Since returning from Vietnam, I have been unable to see U.S. hospitals in lynnsipseythe same way. The halls here are clear, there are rarely more than two people to any room, no one is refused standard care based on their income, and visitors only populate the hospital during certain hours. While there is a noted difference in care, it is only a factor of resources and the system in which physicians are operating. What Vietnam’s healthcare system lacks in resources, it makes up for in ingenuity, resourcefulness, and the cultural importance of family.

In Vietnam, the family is truly a unit, both inside and outside the hospital. I have seen family members function as an IV pole, a fan, a ventilator, and perform all the duties (and more) of a LNA. Family members serve as a strong patient advocate, something which is desperately needed in the crowded and busy hospital.

The daughter of a patient, an American citizen that had flown in that week, sought out our help as to get extra care for her chronically ill and declining mother. The mother of a young man called attention to her coding son, sending physicians and nurses rushing to his side to save his life. The same mother later made the decision to take her son home after his rapid decline, signaling that his final moments were approaching.

One of the interns I spent much of my time with in the pulmonary unit left work early to take care of his mother who had woken up that morning with common cold symptoms. Her tonsils were inflamed, he reported, and he wanted to go home and collect a sample to run tests on. I was pleasantly surprised and told him that he was an extremely caring son. He, in turn, was surprised by my response, telling me that it was very common in Vietnam. “I am the doctor of my family and I must take care of them, so when they are sick, I am there.” In the United States, I explained, everyone usually takes care of themselves, and it would be frowned upon if I called out of work with a mild illness, let alone someone else’s. He looked at me in shock.
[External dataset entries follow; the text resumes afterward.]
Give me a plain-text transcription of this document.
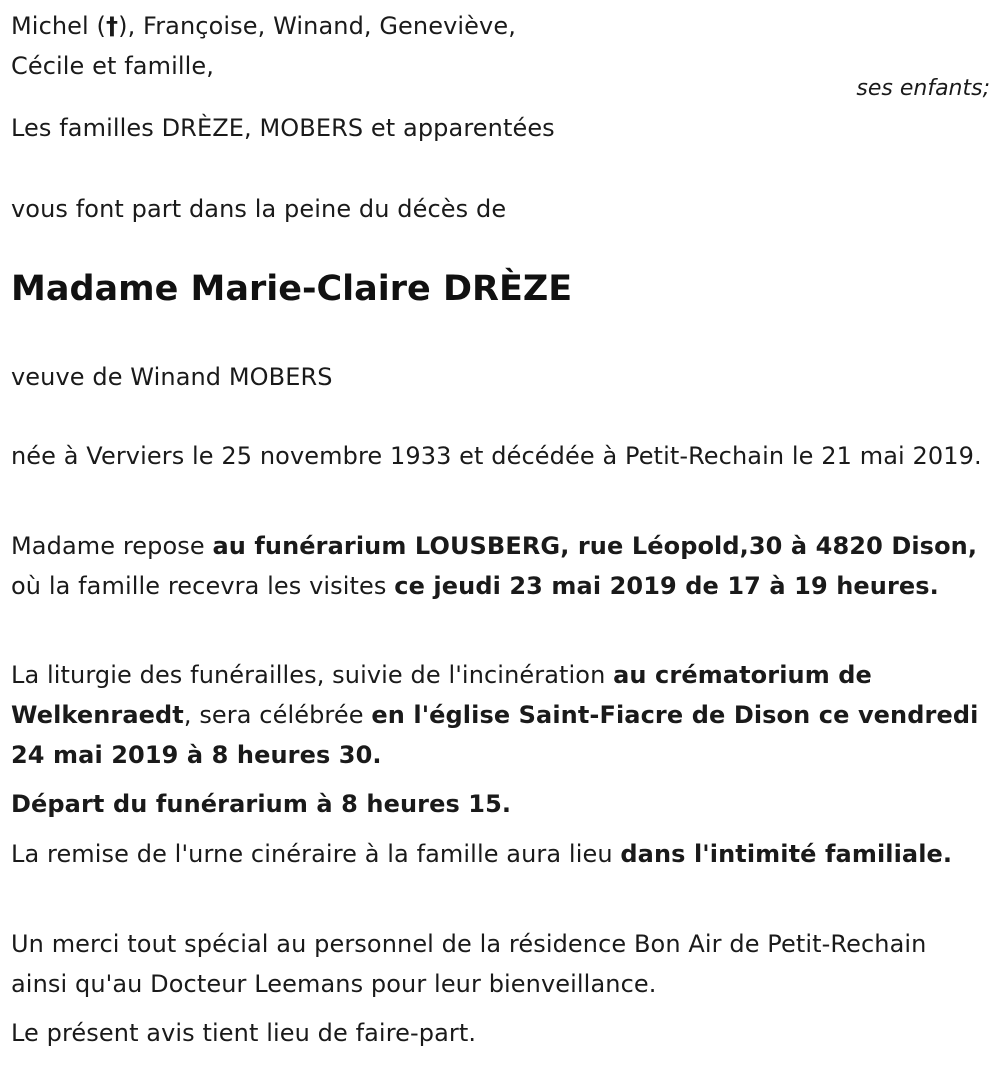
Michel (†), Françoise, Winand, Geneviève,
Cécile et famille,

ses enfants;

Les familles DRÈZE, MOBERS et apparentées

vous font part dans la peine du décès de

Madame Marie-Claire DRÈZE

veuve de Winand MOBERS

née à Verviers le 25 novembre 1933 et décédée à Petit-Rechain le 21 mai 2019.

Madame repose au funérarium LOUSBERG, rue Léopold,30 à 4820 Dison, où la famille recevra les visites ce jeudi 23 mai 2019 de 17 à 19 heures.

La liturgie des funérailles, suivie de l'incinération au crématorium de Welkenraedt, sera célébrée en l'église Saint-Fiacre de Dison ce vendredi 24 mai 2019 à 8 heures 30.

Départ du funérarium à 8 heures 15.

La remise de l'urne cinéraire à la famille aura lieu dans l'intimité familiale.

Un merci tout spécial au personnel de la résidence Bon Air de Petit-Rechain ainsi qu'au Docteur Leemans pour leur bienveillance.

Le présent avis tient lieu de faire-part.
One night at dinner, a Saigon resident explained that only 60% (up from 10% in the 1990’s) of the Vietnamese population has health insurance, and bribes impact the quality of care even for those with insurance, including in public hospitals like Cho Ray. If a physician at Cho Ray is performing surgery, the patient must show up at their house the night before with money. While it costs $1.50 USD per day to stay in the hospital, it costs $100 USD per day to stay on the 10th floor, commonly referred to as “heaven,” where rooms are comparable to those in the United States.
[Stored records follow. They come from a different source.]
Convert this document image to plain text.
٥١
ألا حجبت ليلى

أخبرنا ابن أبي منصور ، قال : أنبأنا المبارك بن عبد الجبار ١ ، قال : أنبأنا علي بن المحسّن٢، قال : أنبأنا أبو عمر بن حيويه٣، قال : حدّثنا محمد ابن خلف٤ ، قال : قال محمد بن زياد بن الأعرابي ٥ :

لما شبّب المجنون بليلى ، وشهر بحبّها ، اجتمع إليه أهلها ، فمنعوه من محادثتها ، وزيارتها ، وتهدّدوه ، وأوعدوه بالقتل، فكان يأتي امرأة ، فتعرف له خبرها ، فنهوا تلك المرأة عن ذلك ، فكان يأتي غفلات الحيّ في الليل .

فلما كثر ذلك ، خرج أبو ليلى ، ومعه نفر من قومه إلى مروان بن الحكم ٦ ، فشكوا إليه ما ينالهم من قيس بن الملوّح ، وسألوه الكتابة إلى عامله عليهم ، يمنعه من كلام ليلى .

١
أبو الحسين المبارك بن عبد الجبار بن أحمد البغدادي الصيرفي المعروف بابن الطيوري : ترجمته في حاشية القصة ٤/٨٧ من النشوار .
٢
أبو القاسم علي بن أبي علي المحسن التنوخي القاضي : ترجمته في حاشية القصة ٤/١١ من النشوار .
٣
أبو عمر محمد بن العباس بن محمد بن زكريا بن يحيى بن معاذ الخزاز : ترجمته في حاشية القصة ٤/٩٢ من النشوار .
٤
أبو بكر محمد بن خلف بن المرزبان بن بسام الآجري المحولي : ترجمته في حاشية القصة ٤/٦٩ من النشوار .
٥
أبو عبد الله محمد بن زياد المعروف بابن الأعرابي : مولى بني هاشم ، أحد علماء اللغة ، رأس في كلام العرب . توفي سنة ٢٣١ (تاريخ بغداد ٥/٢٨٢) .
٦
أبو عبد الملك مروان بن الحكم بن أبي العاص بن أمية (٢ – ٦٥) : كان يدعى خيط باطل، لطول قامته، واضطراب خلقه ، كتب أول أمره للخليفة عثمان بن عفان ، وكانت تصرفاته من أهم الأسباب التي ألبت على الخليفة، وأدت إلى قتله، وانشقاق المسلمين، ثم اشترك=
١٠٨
I pondered the financial burden most families were enduring. Atop the stress of having an ill family member, they take time off work to care for them, carry heavy belongings up eight flights of stairs in the heat of the day and sleep on the hospital floor at night. All of this on top of the fact that many citizens are unable to afford health insurance. It is no wonder family is so valuable there – you cannot survive without one.